There’s sadness in “May God Bless and Keep You Always,” too. Zeek’s season-long arc comes to an end when he passes away. This is necessary because it’s realistic and it serves the story Parenthood has been telling in year six. But interspersing his memorial baseball game with the flash forwards emphasizes the cycle of life, and that this marvelous family Zeek and Camille built will keep their heart-warming traditions alive, continuing to grow and being loving towards one another. 

Parenthood is a sappy series, and never more so than its final episode. That isn’t a complaint, though. It’s the perfect family drama, giving us authentic relationships with usually-genuine conflict, but showing how such can be overcome. In a world where this type of family is rapidly disappearing, I’m lucky enough to belong to a clan very similar to the Bravermans (as the eldest grandchild), and I’ve very much enjoyed seeing that experience shared with the viewing public in general. This does exist, and can for more families (though not all) if they really work at it.

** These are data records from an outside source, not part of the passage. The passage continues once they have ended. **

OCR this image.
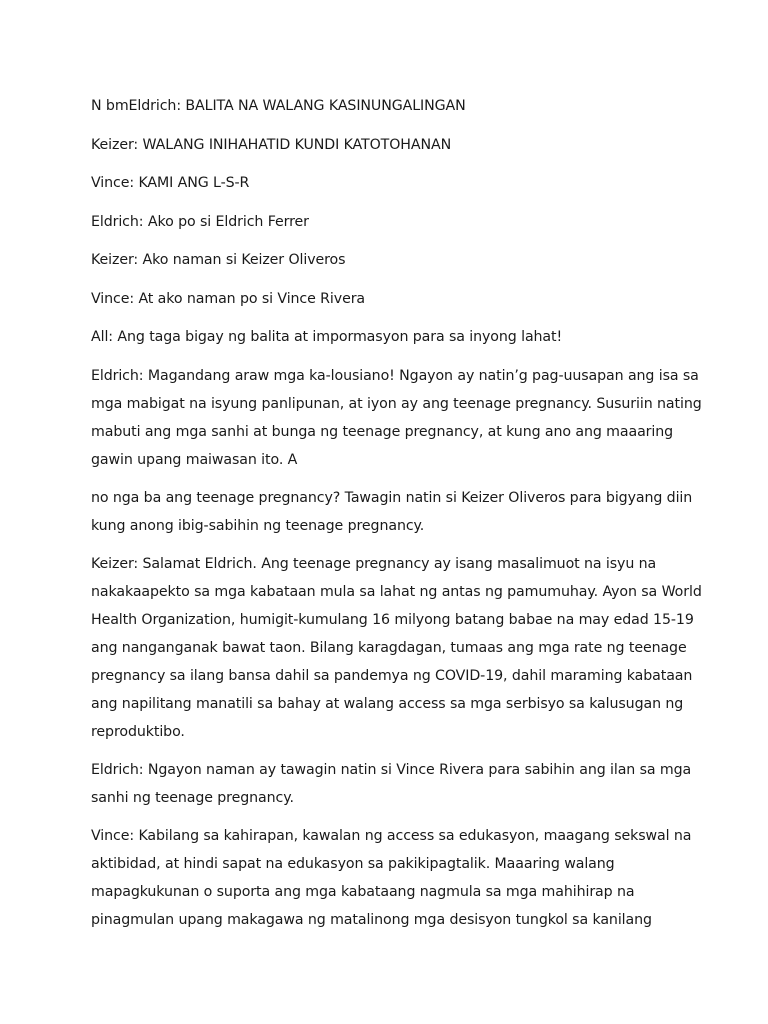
N bmEldrich: BALITA NA WALANG KASINUNGALINGAN

Keizer: WALANG INIHAHATID KUNDI KATOTOHANAN

Vince: KAMI ANG L-S-R

Eldrich: Ako po si Eldrich Ferrer

Keizer: Ako naman si Keizer Oliveros

Vince: At ako naman po si Vince Rivera

All: Ang taga bigay ng balita at impormasyon para sa inyong lahat!

Eldrich: Magandang araw mga ka-lousiano! Ngayon ay natin’g pag-uusapan ang isa sa mga mabigat na isyung panlipunan, at iyon ay ang teenage pregnancy. Susuriin nating mabuti ang mga sanhi at bunga ng teenage pregnancy, at kung ano ang maaaring gawin upang maiwasan ito. A

no nga ba ang teenage pregnancy? Tawagin natin si Keizer Oliveros para bigyang diin kung anong ibig-sabihin ng teenage pregnancy.

Keizer: Salamat Eldrich. Ang teenage pregnancy ay isang masalimuot na isyu na nakakaapekto sa mga kabataan mula sa lahat ng antas ng pamumuhay. Ayon sa World Health Organization, humigit-kumulang 16 milyong batang babae na may edad 15-19 ang nanganganak bawat taon. Bilang karagdagan, tumaas ang mga rate ng teenage pregnancy sa ilang bansa dahil sa pandemya ng COVID-19, dahil maraming kabataan ang napilitang manatili sa bahay at walang access sa mga serbisyo sa kalusugan ng reproduktibo.

Eldrich: Ngayon naman ay tawagin natin si Vince Rivera para sabihin ang ilan sa mga sanhi ng teenage pregnancy.

Vince: Kabilang sa kahirapan, kawalan ng access sa edukasyon, maagang sekswal na aktibidad, at hindi sapat na edukasyon sa pakikipagtalik. Maaaring walang mapagkukunan o suporta ang mga kabataang nagmula sa mga mahihirap na pinagmulan upang makagawa ng matalinong mga desisyon tungkol sa kanilang
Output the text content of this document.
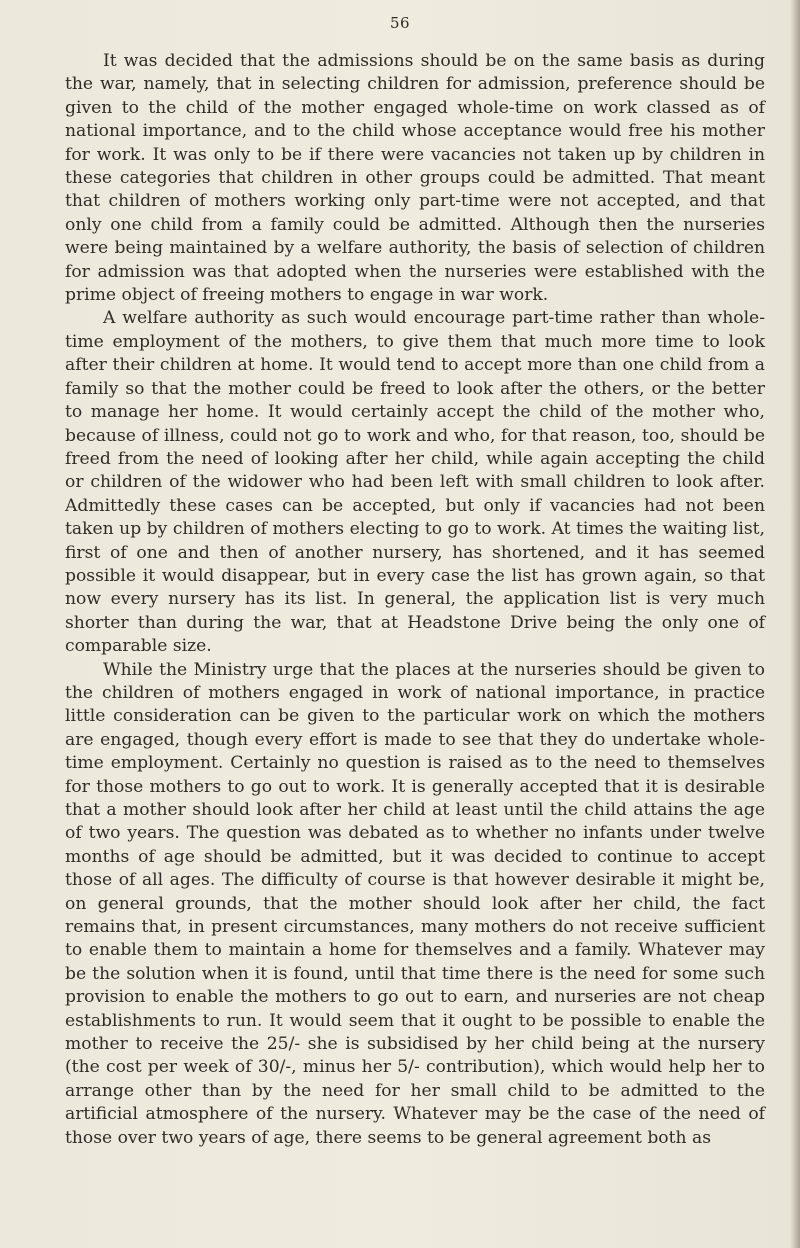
56

It was decided that the admissions should be on the same basis as during the war, namely, that in selecting children for admission, preference should be given to the child of the mother engaged whole-time on work classed as of national importance, and to the child whose acceptance would free his mother for work. It was only to be if there were vacancies not taken up by children in these categories that children in other groups could be admitted. That meant that children of mothers working only part-time were not accepted, and that only one child from a family could be admitted. Although then the nurseries were being maintained by a welfare authority, the basis of selection of children for admission was that adopted when the nurseries were established with the prime object of freeing mothers to engage in war work.

A welfare authority as such would encourage part-time rather than whole-time employment of the mothers, to give them that much more time to look after their children at home. It would tend to accept more than one child from a family so that the mother could be freed to look after the others, or the better to manage her home. It would certainly accept the child of the mother who, because of illness, could not go to work and who, for that reason, too, should be freed from the need of looking after her child, while again accepting the child or children of the widower who had been left with small children to look after. Admittedly these cases can be accepted, but only if vacancies had not been taken up by children of mothers electing to go to work. At times the waiting list, first of one and then of another nursery, has shortened, and it has seemed possible it would disappear, but in every case the list has grown again, so that now every nursery has its list. In general, the application list is very much shorter than during the war, that at Headstone Drive being the only one of comparable size.

While the Ministry urge that the places at the nurseries should be given to the children of mothers engaged in work of national importance, in practice little consideration can be given to the particular work on which the mothers are engaged, though every effort is made to see that they do undertake whole-time employment. Certainly no question is raised as to the need to themselves for those mothers to go out to work. It is generally accepted that it is desirable that a mother should look after her child at least until the child attains the age of two years. The question was debated as to whether no infants under twelve months of age should be admitted, but it was decided to continue to accept those of all ages. The difficulty of course is that however desirable it might be, on general grounds, that the mother should look after her child, the fact remains that, in present circumstances, many mothers do not receive sufficient to enable them to maintain a home for themselves and a family. Whatever may be the solution when it is found, until that time there is the need for some such provision to enable the mothers to go out to earn, and nurseries are not cheap establishments to run. It would seem that it ought to be possible to enable the mother to receive the 25/- she is subsidised by her child being at the nursery (the cost per week of 30/-, minus her 5/- contribution), which would help her to arrange other than by the need for her small child to be admitted to the artificial atmosphere of the nursery. Whatever may be the case of the need of those over two years of age, there seems to be general agreement both as
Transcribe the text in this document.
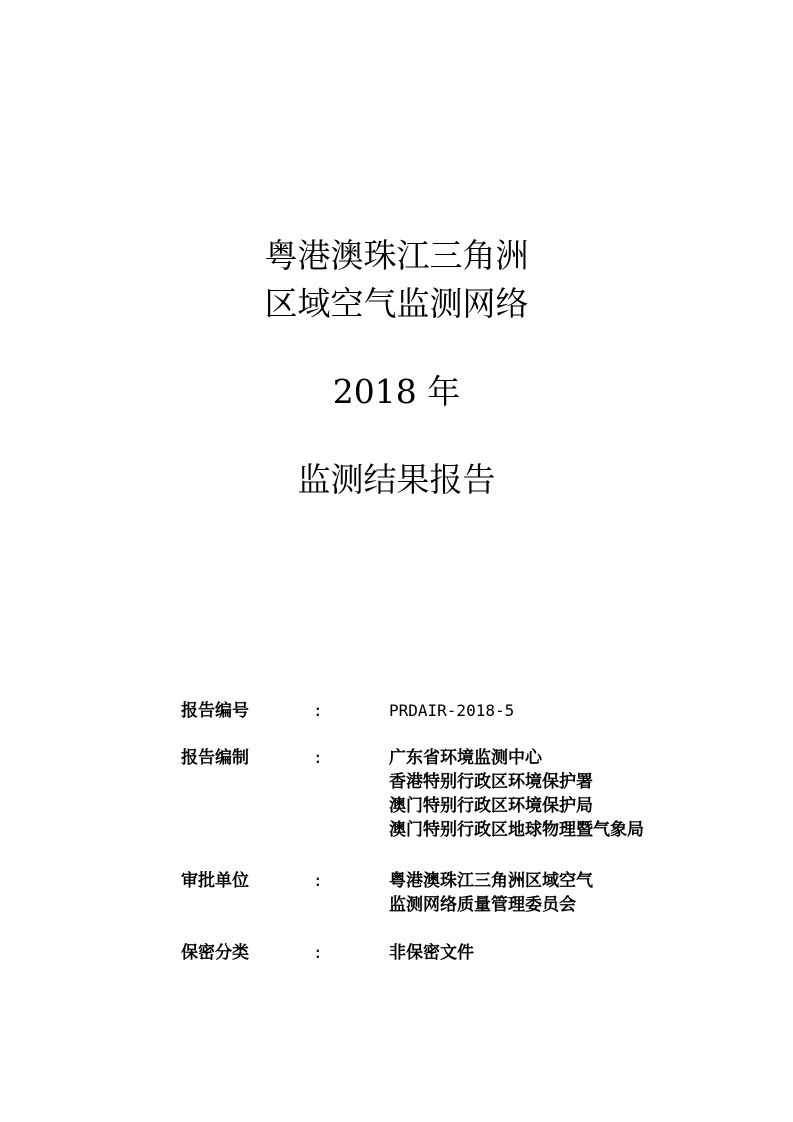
粤港澳珠江三角洲
区域空气监测网络
2018 年
监测结果报告
报告编号	:	PRDAIR-2018-5
报告编制	:	广东省环境监测中心
香港特别行政区环境保护署
澳门特别行政区环境保护局
澳门特别行政区地球物理暨气象局
审批单位	:	粤港澳珠江三角洲区域空气
监测网络质量管理委员会
保密分类	:	非保密文件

If I have one complaint about the final episode of Parenthood (and about the series in general) is that it’s too short. Each of the many players are served, but we’re left craving more. How does Amber meet the man she settles down with (Friday Night Lights’ Scott Porter)? What does Max make of his life? Does Drew marry Natalie (Lyndon Smith)? Many popular recurring characters show up at the wedding, too, and they don’t have time for story. An important cameo with Seth (John Corbett) is completely cut for time, though thankfully available online.

I would have liked to have seen further glimpses farther into the future, too. But the reason that isn’t done is clear, because Parenthood wants to keep its fantastic young actors, who would have had to be recast for such scenes, at its core.

Honestly, though, I do have one more complaint, and that is that it seems off that Kristina steps away from the school she builds and hands it over to Adam. It’s not that she doesn’t love her husband or that he doesn’t deserve to be happy, but couldn’t they have run it together? She worked so hard creating it, and then she just walks away. A single regrettable misstep in the almost flawless hour.

Now, Parenthood’s finale does echo Jason Katims’ previous show, Friday Night Lights, ending, but I don’t see that as a bad thing. Despite sharing a number of performers, Parenthood and Friday Night Lights also briefly share characters (as does Katims’ slightly inferior About a Boy), so they are in the same universe, thus making it acceptable to share DNA. Knowing this, I cannot wait to see what movie Katims turns into a beloved show next, and which actors cross over to it.

Thank you to all involved in Parenthood, which also starred Joy Bryant, Savannah Paige Rae, Tyree Brown, and Xolo Mariduena, for six years I am likely to revisit and will never forget.